Overhead sanity check. Watch the Beyla container’s own CPU and memory; on a busy node it should be modest. If it is climbing, your discovery.instrument selector is almost certainly too broad — tighten it to the namespaces and labels you actually need.
Enterprise scenario
A payments platform team ran a polyglot estate: the customer-facing APIs were Go, but the fraud-scoring and ledger services were a Python monolith and a vendor-supplied JVM container they were contractually forbidden to modify or rebuild. Go services were beautifully traced via the OTel Go SDK into existing Tempo and Mimir — but every trace went dark the instant it crossed into Python or the JVM black box, and the vendor container had no metrics at all. A service mesh was floated and rejected: it would have doubled the data plane and still missed the TLS-terminated, in-pod calls the fraud service made to a local cache.
They deployed Beyla as a DaemonSet scoped to the payments and fraud namespaces, with Kubernetes enrichment and route patterns. Two outcomes landed immediately. The unmodifiable JVM vendor container went from zero signal to full RED metrics and per-request server spans — including its HTTPS calls, decrypted at the libssl boundary with no keys handed over.

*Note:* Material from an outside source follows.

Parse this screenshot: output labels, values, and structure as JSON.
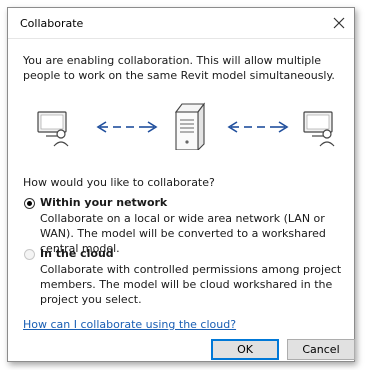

And the Go APIs kept their rich SDK traces: because both Beyla and the SDK spoke W3C traceparent with the default propagator, Go entry spans and Beyla-observed downstream hops shared a trace ID where the chain was Go-originated.
The one deliberate decision was avoiding double server spans. The Go services already emitted entry spans via their SDK, so for those namespaces they ran Beyla in metrics-only mode and let the SDK own traces, while the Python and JVM namespaces used Beyla for both. The selector that made that split clean:
# beyla-config.yml on the Go-services node pool: RED metrics only,
# let the existing OTel SDK own the spans to avoid duplicate entry spans.
discovery:
instrument:
- k8s_namespace: go-apis
otel_metrics_export:
endpoint: http://otel-collector.observability:4317
protocol: grpc
# (otel_traces_export intentionally omitted here)
Total time to first useful dashboard for the previously-invisible vendor container: under a day, with no application change and no vendor ticket.